Üst üste beş yıldır tüm dünyada en yüksek sayıda gazetecinin cezaevinde tutulduğu ülkelerden birinin Türkiye olduğunu hatırlatan Simanowitz, Türkiye’nin Dünya Basın Özgürlüğü Endeksi’nde de Belarus’la Ruanda arasında yer aldığını ve 180 ülke arasında 153. olduğuna dikkat çekti.

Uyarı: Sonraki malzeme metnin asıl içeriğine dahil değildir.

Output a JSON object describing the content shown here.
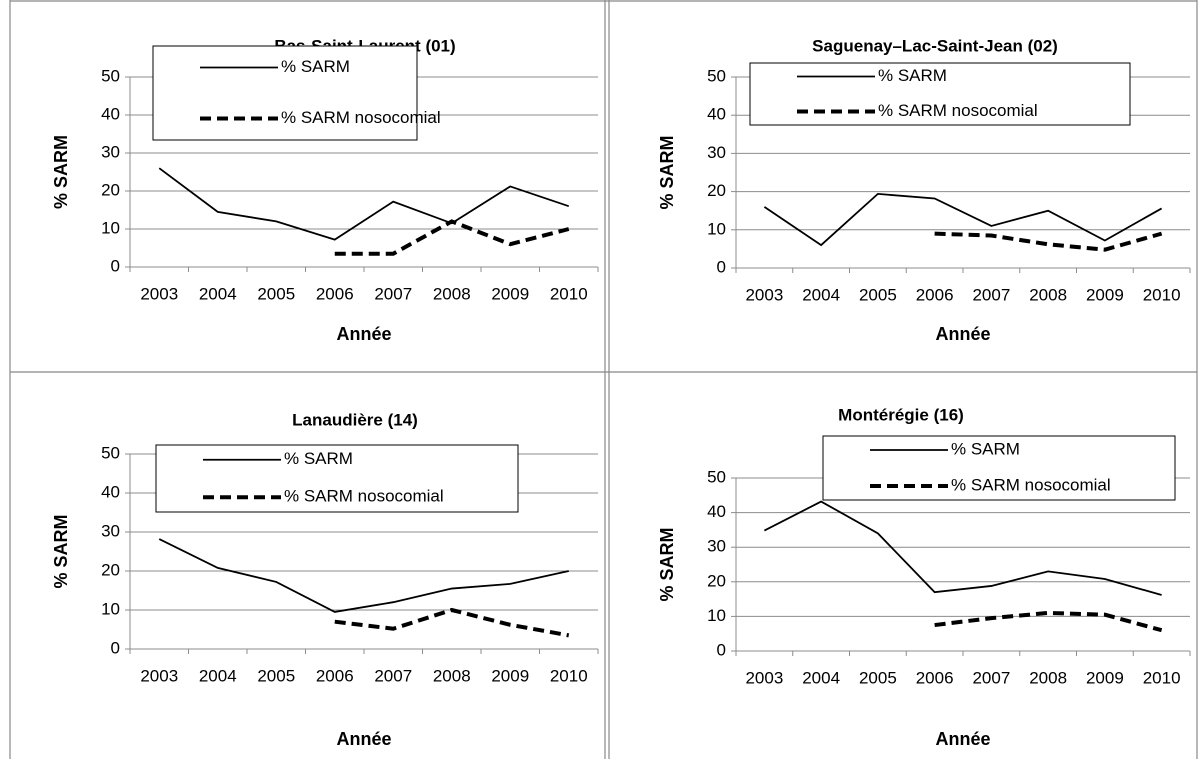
{
  "chart_data": [
    {
      "type": "line",
      "title": "Bas-Saint-Laurent (01)",
      "y_label": "% SARM",
      "x_label": "Année",
      "categories": [
        "2003",
        "2004",
        "2005",
        "2006",
        "2007",
        "2008",
        "2009",
        "2010"
      ],
      "ylim": [
        0,
        50
      ],
      "yticks": [
        0,
        10,
        20,
        30,
        40,
        50
      ],
      "grid": true,
      "series": [
        {
          "name": "% SARM",
          "color": "#000000",
          "style": "solid",
          "values": [
            26,
            14.5,
            12,
            7.2,
            17.2,
            11.5,
            21.2,
            16
          ]
        },
        {
          "name": "% SARM nosocomial",
          "color": "#000000",
          "style": "dashed",
          "values": [
            null,
            null,
            null,
            3.5,
            3.5,
            12,
            6,
            10
          ]
        }
      ]
    },
    {
      "type": "line",
      "title": "Saguenay–Lac-Saint-Jean (02)",
      "y_label": "% SARM",
      "x_label": "Année",
      "categories": [
        "2003",
        "2004",
        "2005",
        "2006",
        "2007",
        "2008",
        "2009",
        "2010"
      ],
      "ylim": [
        0,
        50
      ],
      "yticks": [
        0,
        10,
        20,
        30,
        40,
        50
      ],
      "grid": true,
      "series": [
        {
          "name": "% SARM",
          "color": "#000000",
          "style": "solid",
          "values": [
            16,
            6,
            19.4,
            18.2,
            11,
            15,
            7.2,
            15.6
          ]
        },
        {
          "name": "% SARM nosocomial",
          "color": "#000000",
          "style": "dashed",
          "values": [
            null,
            null,
            null,
            9,
            8.5,
            6.2,
            4.8,
            9
          ]
        }
      ]
    },
    {
      "type": "line",
      "title": "Lanaudière (14)",
      "y_label": "% SARM",
      "x_label": "Année",
      "categories": [
        "2003",
        "2004",
        "2005",
        "2006",
        "2007",
        "2008",
        "2009",
        "2010"
      ],
      "ylim": [
        0,
        50
      ],
      "yticks": [
        0,
        10,
        20,
        30,
        40,
        50
      ],
      "grid": true,
      "series": [
        {
          "name": "% SARM",
          "color": "#000000",
          "style": "solid",
          "values": [
            28.2,
            20.8,
            17.2,
            9.5,
            12,
            15.5,
            16.7,
            20
          ]
        },
        {
          "name": "% SARM nosocomial",
          "color": "#000000",
          "style": "dashed",
          "values": [
            null,
            null,
            null,
            7,
            5.2,
            10,
            6.2,
            3.5
          ]
        }
      ]
    },
    {
      "type": "line",
      "title": "Montérégie (16)",
      "y_label": "% SARM",
      "x_label": "Année",
      "categories": [
        "2003",
        "2004",
        "2005",
        "2006",
        "2007",
        "2008",
        "2009",
        "2010"
      ],
      "ylim": [
        0,
        50
      ],
      "yticks": [
        0,
        10,
        20,
        30,
        40,
        50
      ],
      "grid": true,
      "series": [
        {
          "name": "% SARM",
          "color": "#000000",
          "style": "solid",
          "values": [
            34.8,
            43.2,
            34,
            17,
            18.8,
            23,
            20.8,
            16.2
          ]
        },
        {
          "name": "% SARM nosocomial",
          "color": "#000000",
          "style": "dashed",
          "values": [
            null,
            null,
            null,
            7.5,
            9.5,
            11,
            10.5,
            6
          ]
        }
      ]
    }
  ]
}
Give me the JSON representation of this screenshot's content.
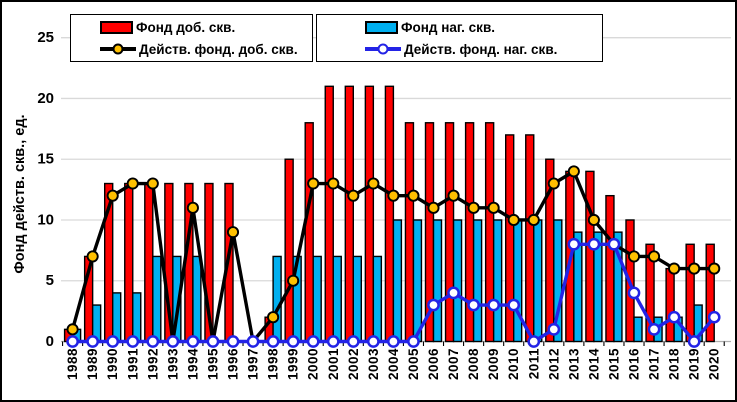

Simanowitz, 2016’daki darbe girişiminden bu yana en az 180 medya kuruluşunun kapatıldığını ve onlarca gazetecinin temelsiz “terör suçlamaları” ile cezaevine gönderildiğini belirttiği yazısında, gazetecilere yöneltilen suçlamaların birçoğunun gazetecilerin Twitter’daki paylaşımları, çizimleri veya düşüncelerini ifade etmelerinden kaynaklandığını ifade etti.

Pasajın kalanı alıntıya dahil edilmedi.